By Ms. Megan Garcia (Benning)April 18, 2018
FORT BENNING, Ga. (April 18, 2018) -- The 1st Battalion, 19th Infantry Regiment, at Fort Benning, Georgia, concluded the inaugural Best Mortar Competition with an awards presentation April 17.
This year's inaugural Best Mortar Competition, composed of nine four-Soldier teams from Army units from across the country, began April 14.
Over the course of three days, competitors conducted the Army Combat Readiness Physical Fitness Test, four mortar skills exams, live-fire events on the 60mm, 81mm and 120mm mortar systems, night operations with mortar systems, land navigation, medical lanes and obstacle courses.
The competition ranked both teams and individuals. The top three teams were:
-- First place: Staff Sgt. James Pennington, Sgt. Ryan Mosser, Cpl. Jacob Nolan and Cpl. Alec Norton of the 82nd Airborne Division
-- Second place: Staff Sgt. Robert Haldeman, Sgt. Robert Reynolds, Cpl. Tanner Brown and Pfc. Mark Chouccoli of the 75th Ranger Regiment
-- Third place: Sgt. 1st Class Zachary Brown, Sgt. Lucero Geovany, Spc. Floyd Chase and Spc. Nolan Hammel of the 101st Airborne Division.
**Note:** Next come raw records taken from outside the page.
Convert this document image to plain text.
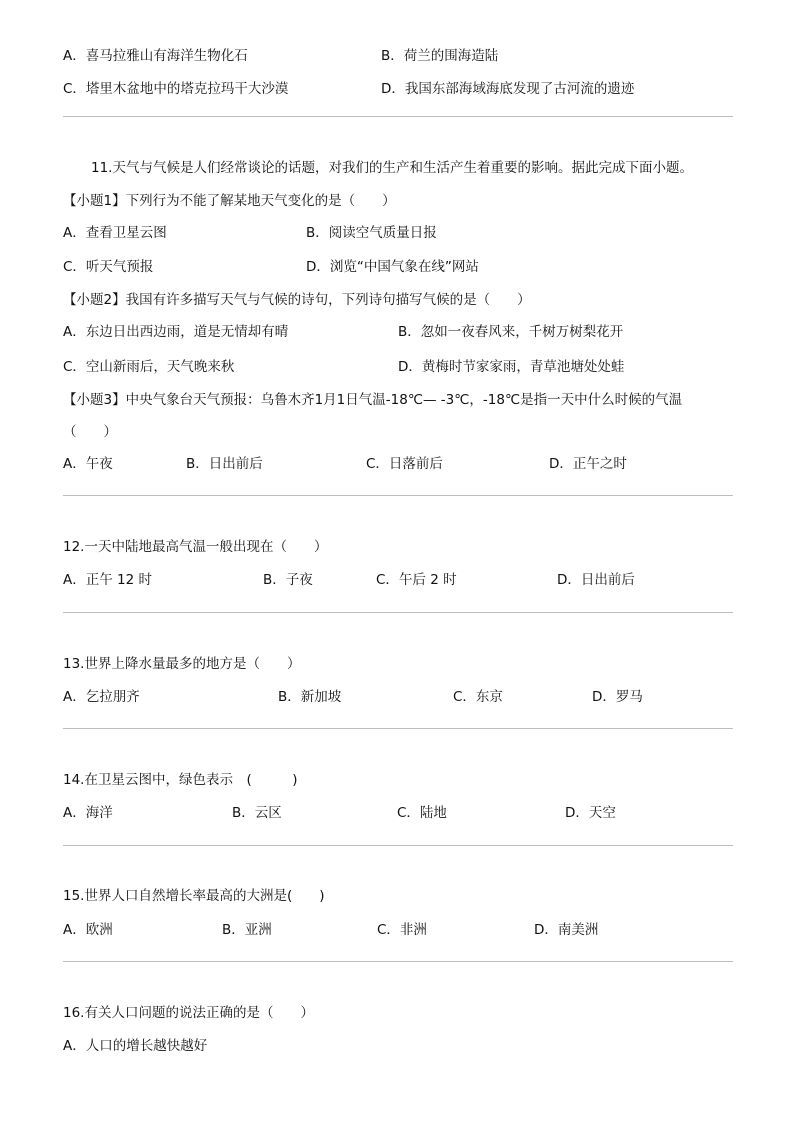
A．喜马拉雅山有海洋生物化石	B．荷兰的围海造陆
C．塔里木盆地中的塔克拉玛干大沙漠	D．我国东部海域海底发现了古河流的遗迹
11.天气与气候是人们经常谈论的话题，对我们的生产和生活产生着重要的影响。据此完成下面小题。
【小题1】下列行为不能了解某地天气变化的是（　　）
A．查看卫星云图	B．阅读空气质量日报
C．听天气预报	D．浏览“中国气象在线”网站
【小题2】我国有许多描写天气与气候的诗句，下列诗句描写气候的是（　　）
A．东边日出西边雨，道是无情却有晴	B．忽如一夜春风来，千树万树梨花开
C．空山新雨后，天气晚来秋	D．黄梅时节家家雨，青草池塘处处蛙
【小题3】中央气象台天气预报：乌鲁木齐1月1日气温-18℃— -3℃，-18℃是指一天中什么时候的气温
（　　）
A．午夜	B．日出前后	C．日落前后	D．正午之时
12.一天中陆地最高气温一般出现在（　　）
A．正午 12 时	B．子夜	C．午后 2 时	D．日出前后
13.世界上降水量最多的地方是（　　）
A．乞拉朋齐	B．新加坡	C．东京	D．罗马
14.在卫星云图中，绿色表示　(　　　)
A．海洋	B．云区	C．陆地	D．天空
15.世界人口自然增长率最高的大洲是(　　)
A．欧洲	B．亚洲	C．非洲	D．南美洲
16.有关人口问题的说法正确的是（　　）
A．人口的增长越快越好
In the individual category, the top three competitors were:
-- First place: Sgt. 1st Class Yuslandy Figueredo, 198th Infantry Training Brigade
-- Second place: Sgt. Robert Reynolds, 75th Ranger Regiment
-- Third place: Sgt. Ryan Mosser, 82nd Airborne Division
According to Capt. Luis Rivas, the lead planner of the competition with Headquarters and Headquarters Company, 1st Bn., 19th Infantry Regiment, the three-day competition was designed to gather the mortar community together in order to test how well the doctrine was being followed. Rivas and his team conducted a pilot version of the mortar competition in 2017.
"The biggest thing we took away from the pilot was that we needed to focus on technical ability over physical ability," Rivas said. "We wanted to have every event moving forward include a mortar task to test a private all the way to a senior NCO. … We wanted to have a progression of events, from day one to day three, where we could replicate how they get trained in the initial entry program."
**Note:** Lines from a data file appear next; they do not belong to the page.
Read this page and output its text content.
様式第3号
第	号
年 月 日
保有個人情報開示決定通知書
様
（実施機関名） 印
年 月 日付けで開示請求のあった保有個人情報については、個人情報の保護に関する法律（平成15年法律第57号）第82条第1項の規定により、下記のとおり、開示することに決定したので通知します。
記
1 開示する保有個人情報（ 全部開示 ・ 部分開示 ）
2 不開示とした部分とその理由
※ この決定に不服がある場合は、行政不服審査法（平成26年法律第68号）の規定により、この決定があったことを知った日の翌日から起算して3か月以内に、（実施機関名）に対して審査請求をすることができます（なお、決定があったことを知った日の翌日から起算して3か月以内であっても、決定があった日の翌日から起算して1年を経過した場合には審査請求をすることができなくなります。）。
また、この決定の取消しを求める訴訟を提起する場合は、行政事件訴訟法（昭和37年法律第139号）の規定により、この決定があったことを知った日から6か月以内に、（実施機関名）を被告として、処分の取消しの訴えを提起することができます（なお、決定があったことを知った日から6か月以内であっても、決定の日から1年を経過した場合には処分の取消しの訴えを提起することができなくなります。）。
Additionally, the 11C competitors, otherwise known as indirect fire Infantryman, were also tested on their basic Infantry skills.
"They did a machine gun shoot and also an M4 shoot," Rivas said. "We wanted to test their basic Infantry skills because an 11 Charlie is also an 11 Bravo and does all of those tasks."
Rivas, as an Infantry officer himself, attended the Infantry Mortar Leaders Course in 2017 to get a better grasp on how mortars operate as well as on the mortar community before taking command of the mortar company. He relinquished his command in February of 2018 to focus solely on the competition and said he couldn't be more proud of the Soldiers who came out to compete.
"They are the most dedicated and technical professionals that I have experienced in a long time as an Army officer," Rivas said. "Their technical ability combined with their physical and mental acuity set the standard that doesn't always show across the Army in this small community. Sometimes the mortar men do not get the appreciation as being the ones in charge of the most casualty-producing weapons system at the lower echelons like the company level."
He added that each competitor remained highly motivated throughout the competition, always wanting to do their best no matter what.
Sgt. 1st Class Yuslandy Figueredo, a competitor with the post's 198th Infantry Brigade team, echoed Rivas' sentiments. Although Figueredo won first place individually as the best mortar Soldier in the competition, his team finished seventh overall primarily due to the loss of one of their teammates, who was injured on the first day.
"We could have dropped off, but we as a team decided to continue and finish," said Figueredo. "Even though we continued to drop in our placing, our morale stayed high the entire time."
Figueredo hopes to see this competition continue as a tool to highlight the mortar community.
"We are a small community, and we need to shine because we are needed on the battlefield," Figueredo said. "Indirect fire is essential for winning battles and wars. I think it will build team cohesion if we continue to have this competition."
Rivas wants to emphasize the importance of the mortar military occupational specialty to the Army.
"I'm hoping this competition increases awareness of one of the most misunderstood MOSs in the Army," said Rivas. "With their ability to put effects on targets, it's a system and a profession that we can hopefully see better developed because of this competition."